Each CT scan score assessment was performed by one of three musculoskeletal
fellowship-trained radiologists. Whenever an ossification score was deemed to be borderline
between two categories, a consensus score was determined by two of the radiologists. The
impression in the CT report included the femoral ossification score as well as a footnote
with the entire scale to explain the score.

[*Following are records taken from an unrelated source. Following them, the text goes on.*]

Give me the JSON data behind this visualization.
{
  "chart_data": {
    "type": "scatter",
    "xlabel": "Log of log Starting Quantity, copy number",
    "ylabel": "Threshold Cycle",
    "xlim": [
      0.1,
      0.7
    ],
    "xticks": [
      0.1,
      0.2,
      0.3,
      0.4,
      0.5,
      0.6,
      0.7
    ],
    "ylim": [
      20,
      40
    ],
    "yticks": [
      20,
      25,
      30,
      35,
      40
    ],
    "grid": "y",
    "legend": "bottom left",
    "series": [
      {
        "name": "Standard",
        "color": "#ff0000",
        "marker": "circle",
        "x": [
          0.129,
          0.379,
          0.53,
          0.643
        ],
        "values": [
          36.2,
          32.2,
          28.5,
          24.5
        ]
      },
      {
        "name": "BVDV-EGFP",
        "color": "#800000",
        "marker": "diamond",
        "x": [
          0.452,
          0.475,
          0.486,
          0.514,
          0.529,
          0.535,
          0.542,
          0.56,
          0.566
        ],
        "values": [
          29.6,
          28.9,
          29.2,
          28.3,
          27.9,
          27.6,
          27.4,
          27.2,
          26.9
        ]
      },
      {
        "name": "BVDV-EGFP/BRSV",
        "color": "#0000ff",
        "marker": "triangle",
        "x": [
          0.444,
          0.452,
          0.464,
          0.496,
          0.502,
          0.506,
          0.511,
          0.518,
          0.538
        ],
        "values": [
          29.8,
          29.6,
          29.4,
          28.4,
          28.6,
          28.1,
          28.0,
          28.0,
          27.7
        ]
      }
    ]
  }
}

Secondary outcome measures included pain score on a visual analogue scale (VAS) obtained
preoperatively, at the first post-operative visit, and at return to sports. Physical
examination findings included range of motion (ROM) and Lachman grading which were measured
preoperatively and at return to sporting activities. Finally, the International Knee
Documentation Committee (IKDC) subjective knee evaluation score, Tegner-Lysholm Knee score,
and Cincinnati Knee Rating system scores were assessed both pre-operatively and
post-operatively at return to sports.